Federal watchdogs with the Special Inspector General for Afghanistan Reconstruction at 23 of the 63 of the hospitals in the province of Herat, but only 12 were located within a kilometer of where USAID sent them.
Seven of the hospitals were more than five kilometers away from where they were sent.
Out of the remaining 40 sites, the watchdogs could only even confirm the existence of 19 of them.
“For the remaining 21 facilities, USAID provided old or unclear photographs which did not demonstrate the physical location or existence of the purported facility,” the report stated.

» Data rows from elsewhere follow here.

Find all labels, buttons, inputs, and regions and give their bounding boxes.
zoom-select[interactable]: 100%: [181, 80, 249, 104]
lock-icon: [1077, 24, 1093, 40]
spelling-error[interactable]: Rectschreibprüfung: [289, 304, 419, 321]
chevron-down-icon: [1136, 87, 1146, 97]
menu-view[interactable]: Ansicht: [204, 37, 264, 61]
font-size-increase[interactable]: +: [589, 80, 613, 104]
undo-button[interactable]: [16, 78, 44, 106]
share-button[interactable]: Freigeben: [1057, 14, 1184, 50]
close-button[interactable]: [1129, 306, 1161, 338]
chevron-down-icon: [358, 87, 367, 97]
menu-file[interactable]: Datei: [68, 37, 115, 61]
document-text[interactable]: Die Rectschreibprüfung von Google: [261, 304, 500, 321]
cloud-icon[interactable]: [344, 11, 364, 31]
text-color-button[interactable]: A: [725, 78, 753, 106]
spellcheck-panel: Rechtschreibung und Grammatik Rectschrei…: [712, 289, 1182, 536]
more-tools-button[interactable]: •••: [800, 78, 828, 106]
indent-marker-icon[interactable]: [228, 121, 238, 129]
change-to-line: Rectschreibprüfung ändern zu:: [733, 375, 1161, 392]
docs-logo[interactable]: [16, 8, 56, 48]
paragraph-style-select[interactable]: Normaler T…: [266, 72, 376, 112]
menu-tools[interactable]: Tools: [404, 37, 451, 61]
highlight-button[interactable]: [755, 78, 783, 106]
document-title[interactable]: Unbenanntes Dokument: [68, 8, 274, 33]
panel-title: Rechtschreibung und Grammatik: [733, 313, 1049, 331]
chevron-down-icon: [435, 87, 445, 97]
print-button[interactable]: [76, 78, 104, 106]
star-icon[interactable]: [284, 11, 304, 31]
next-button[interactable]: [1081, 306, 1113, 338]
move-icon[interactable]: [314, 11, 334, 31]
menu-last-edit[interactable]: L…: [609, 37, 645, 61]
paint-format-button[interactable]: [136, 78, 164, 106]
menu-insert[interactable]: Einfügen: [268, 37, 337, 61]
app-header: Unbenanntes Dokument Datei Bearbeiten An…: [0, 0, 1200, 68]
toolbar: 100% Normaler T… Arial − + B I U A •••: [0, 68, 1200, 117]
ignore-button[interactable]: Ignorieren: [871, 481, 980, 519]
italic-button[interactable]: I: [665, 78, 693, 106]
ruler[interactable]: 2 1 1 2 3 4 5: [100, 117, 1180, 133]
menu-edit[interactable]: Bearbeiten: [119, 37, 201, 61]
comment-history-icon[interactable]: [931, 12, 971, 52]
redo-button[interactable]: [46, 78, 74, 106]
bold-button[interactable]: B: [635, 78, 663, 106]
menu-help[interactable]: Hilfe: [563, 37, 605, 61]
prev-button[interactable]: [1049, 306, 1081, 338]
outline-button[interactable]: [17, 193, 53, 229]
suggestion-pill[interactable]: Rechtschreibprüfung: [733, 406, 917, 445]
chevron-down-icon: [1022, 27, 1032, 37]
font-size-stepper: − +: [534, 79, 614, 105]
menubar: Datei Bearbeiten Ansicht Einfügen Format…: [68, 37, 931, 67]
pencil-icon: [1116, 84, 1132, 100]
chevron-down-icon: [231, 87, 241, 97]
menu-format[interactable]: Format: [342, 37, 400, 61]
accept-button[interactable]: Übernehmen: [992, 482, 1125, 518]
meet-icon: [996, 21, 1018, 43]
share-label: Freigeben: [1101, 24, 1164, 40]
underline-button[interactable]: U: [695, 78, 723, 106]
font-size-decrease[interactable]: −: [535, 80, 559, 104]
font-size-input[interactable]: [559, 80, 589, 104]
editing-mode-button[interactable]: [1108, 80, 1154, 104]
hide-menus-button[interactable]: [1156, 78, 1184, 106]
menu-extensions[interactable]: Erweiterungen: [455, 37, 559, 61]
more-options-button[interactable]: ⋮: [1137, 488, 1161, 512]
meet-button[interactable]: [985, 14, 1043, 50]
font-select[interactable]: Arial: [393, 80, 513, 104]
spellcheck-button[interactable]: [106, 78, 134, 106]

The reported pointed out that not only is this incorrect data troublesome for oversight purposes, but given the bombing in Kunduz it could prove to be catastrophically dangerous.
“The recent destruction dramatizes the importance of having accurate GPS coordinates for healthcare facilities,” the report asserts.
Following the report being made public, USAID issued a statement to Yahoo News claiming that they have found the remaining hospitals. The statement read:
"GPS coordinates are important and one of the tools we use — along with site visits, inventory inspections, and community feedback — to monitor our projects in Afghanistan. As we and the rest of the donor community work to improve the accuracy of the coordinates, we have mobilized local Afghan staff and independent monitors familiar with the areas to visit, observe and evaluate the clinics. Using similar methods, SIGAR was able to locate and confirm the operation of the 23 clinics they inspected in Herat."